Release of Arakan Unrest Report Unclear, Further Delay Likely
By Aye Kyawt Khaing 29 March 2013
RANGOON — A much-delayed government inquiry into last year’s sectarian violence in Arakan State is due for release in two days, but investigation commission members said on Friday that they did not know if it would be publicized as planned. Another postponement of the report seems likely.
The President’s Office announced the formation of the commission in August to investigate the root causes of communal violence between Buddhist Arakanese and Rohingya Muslims in Arakan State in western Burma.
The 27-member group would submit its final report by the end of March—already four months later than originally planned. An interim report was due to be sent to the president on Nov. 17.
Waves of bloody inter-communal violence broke out in large parts of Arakan State in June 2012. More than 120,000 people, mostly Muslim Rohingyas, were displaced by the violence and scores of people were killed.
Dr Aye Maung, one of the commission members and a MP from Arakan State, told The Irrawaddy that he was not sure whether the report would be released as planned, because the commission has not yet convened for a final discussion of the report’s contents.
“If the report is released without consensus of all members, then they also won’t know the facts in the final report,” he said, “and then the media and public would think that the commission report is just superficial.”
A further delay of the highly-anticipated report now seems likely.
Asked if the potential delay was related to the anti-Muslim riots in central Burma, Dr Aye Maung said, “It does not relate with the current riot situations. It is an issue of the commission and its members.”
Kyaw Yin Hlaing, the commission’s secretary, said he could not confirm whether or not the report will be released on Monday, as only the President’s Office can decide on its release.

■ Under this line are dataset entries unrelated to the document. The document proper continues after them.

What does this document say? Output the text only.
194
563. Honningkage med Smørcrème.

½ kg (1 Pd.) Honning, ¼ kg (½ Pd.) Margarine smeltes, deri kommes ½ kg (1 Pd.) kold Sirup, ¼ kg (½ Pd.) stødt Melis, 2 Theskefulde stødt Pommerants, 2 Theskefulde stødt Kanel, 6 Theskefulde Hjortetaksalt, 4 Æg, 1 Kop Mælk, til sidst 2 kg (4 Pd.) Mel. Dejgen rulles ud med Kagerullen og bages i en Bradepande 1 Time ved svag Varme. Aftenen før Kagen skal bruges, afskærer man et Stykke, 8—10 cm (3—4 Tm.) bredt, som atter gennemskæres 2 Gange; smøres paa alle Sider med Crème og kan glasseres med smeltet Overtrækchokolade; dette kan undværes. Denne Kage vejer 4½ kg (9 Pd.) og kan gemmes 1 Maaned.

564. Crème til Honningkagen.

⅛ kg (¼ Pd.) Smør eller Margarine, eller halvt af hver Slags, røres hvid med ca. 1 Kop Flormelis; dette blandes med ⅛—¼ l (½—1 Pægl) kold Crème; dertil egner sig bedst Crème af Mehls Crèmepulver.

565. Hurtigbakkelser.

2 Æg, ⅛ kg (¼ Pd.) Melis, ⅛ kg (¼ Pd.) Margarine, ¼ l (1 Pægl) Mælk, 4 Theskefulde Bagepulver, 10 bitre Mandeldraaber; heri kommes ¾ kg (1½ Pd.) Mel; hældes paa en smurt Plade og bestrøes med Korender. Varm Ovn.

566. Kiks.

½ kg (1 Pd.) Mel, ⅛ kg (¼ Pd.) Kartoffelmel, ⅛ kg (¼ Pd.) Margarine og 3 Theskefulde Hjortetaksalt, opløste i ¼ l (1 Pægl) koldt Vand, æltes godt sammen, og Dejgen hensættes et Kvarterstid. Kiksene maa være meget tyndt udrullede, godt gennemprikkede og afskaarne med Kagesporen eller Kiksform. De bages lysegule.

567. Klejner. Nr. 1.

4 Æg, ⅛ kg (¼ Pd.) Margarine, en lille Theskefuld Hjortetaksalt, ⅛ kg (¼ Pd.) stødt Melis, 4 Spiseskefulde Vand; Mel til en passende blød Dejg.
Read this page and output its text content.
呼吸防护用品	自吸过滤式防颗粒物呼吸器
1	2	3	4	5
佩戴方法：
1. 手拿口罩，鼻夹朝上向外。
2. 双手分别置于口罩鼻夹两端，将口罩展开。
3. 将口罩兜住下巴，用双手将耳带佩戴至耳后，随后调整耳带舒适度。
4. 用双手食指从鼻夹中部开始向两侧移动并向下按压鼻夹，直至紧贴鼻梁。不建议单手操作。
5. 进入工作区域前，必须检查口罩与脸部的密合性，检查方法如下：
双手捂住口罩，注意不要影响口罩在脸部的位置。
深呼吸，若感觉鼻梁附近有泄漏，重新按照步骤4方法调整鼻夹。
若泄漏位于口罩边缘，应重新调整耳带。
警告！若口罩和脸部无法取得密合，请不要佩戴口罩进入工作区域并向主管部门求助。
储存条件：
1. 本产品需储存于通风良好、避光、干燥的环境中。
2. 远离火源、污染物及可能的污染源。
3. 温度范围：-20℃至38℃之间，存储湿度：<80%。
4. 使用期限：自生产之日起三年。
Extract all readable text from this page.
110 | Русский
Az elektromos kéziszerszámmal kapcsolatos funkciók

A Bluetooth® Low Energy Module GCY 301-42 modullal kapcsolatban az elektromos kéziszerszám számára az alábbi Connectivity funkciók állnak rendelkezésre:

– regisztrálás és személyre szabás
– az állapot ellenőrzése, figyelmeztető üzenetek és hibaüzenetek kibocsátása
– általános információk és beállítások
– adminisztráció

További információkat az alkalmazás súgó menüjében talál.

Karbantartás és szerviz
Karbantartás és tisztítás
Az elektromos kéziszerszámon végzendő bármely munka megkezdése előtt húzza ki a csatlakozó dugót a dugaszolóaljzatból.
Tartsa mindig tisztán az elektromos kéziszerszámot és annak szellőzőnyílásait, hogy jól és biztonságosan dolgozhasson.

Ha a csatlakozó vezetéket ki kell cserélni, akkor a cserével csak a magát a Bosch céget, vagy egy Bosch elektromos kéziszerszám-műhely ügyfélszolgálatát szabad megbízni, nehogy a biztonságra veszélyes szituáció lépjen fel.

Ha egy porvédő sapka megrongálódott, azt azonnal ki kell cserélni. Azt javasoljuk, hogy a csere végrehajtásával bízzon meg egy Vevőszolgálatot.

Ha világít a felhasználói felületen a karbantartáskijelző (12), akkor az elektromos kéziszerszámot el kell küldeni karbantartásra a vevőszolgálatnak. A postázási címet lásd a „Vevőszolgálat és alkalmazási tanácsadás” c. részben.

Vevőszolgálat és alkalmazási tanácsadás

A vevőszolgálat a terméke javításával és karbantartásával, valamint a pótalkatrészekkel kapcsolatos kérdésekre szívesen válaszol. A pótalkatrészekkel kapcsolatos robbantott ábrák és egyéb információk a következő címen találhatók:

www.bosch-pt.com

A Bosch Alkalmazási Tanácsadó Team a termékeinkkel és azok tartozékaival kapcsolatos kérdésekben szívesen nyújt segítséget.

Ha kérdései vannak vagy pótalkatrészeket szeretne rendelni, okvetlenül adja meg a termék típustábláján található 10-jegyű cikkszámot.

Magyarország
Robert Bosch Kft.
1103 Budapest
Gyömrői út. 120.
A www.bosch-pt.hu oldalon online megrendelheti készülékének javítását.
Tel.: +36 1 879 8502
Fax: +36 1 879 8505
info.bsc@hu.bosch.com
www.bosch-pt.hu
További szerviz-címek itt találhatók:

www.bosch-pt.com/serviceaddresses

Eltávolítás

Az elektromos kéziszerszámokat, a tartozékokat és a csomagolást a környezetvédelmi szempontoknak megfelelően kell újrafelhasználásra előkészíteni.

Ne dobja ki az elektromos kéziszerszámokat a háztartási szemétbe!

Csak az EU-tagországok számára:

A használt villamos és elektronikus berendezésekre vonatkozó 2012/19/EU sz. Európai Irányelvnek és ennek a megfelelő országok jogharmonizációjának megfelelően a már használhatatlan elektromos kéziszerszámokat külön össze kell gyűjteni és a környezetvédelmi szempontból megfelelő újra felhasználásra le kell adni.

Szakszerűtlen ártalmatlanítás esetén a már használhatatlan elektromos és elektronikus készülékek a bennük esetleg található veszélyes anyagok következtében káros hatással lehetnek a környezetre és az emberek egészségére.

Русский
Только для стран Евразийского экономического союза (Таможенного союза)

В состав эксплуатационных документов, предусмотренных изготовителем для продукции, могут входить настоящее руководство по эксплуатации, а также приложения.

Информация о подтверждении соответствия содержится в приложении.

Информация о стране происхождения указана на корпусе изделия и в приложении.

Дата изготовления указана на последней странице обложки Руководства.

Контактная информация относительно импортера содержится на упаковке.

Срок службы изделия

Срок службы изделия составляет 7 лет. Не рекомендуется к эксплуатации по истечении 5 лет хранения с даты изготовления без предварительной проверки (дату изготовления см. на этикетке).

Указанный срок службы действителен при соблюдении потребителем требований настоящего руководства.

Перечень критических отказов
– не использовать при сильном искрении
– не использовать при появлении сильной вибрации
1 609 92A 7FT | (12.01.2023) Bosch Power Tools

“The President Office has full authority over the report,” he said. “We will make a press conference about the [Arakan] report only after it is released.”
Apart from exposing the reasons behind the waves of inter-communal violence that rocked Arakan State between June and October last year, the report was also supposed to make recommendations on how the government should handle religious and ethnic issues in the future.
The commission’s members include leaders of the country’s four main religions, as well as politicians, civil society activists and journalists.
Ba Shein, an MP from Arakan State who is not on the commission, said the findings of the report would be highly sensitive, but he added that the current riots had probably not delayed its release.
“I wonder if the report would please both parties [Buddhist Arakanese and Rohingya Muslims],” he said, adding, “If it is delayed, it has nothing to do with the recent riots. It’s just up to the commission and the President’s Office.”
The Rohingyas in Arakan State are believed to number around 800,000 people, but they not officially recognized as citizens of Burma and have little support in the country. Thousands have fled on boats into the Bay of Bengal in recent months to escape communal violence, while more than 120,000 are staying in refugee camps.
International medical charities and human rights groups have condemned the government’s attitude towards the Rohingyas and are especially critical of the lack of government support for the refugee camps, where conditions are extremely dire.
On Wednesday, the New York-based group Human Rights Watch said it had conducted field research in Arakan State. The group concluded that Burma’s government “is systematically restricting humanitarian aid and imposing discriminatory policies on Rohingya Muslims.”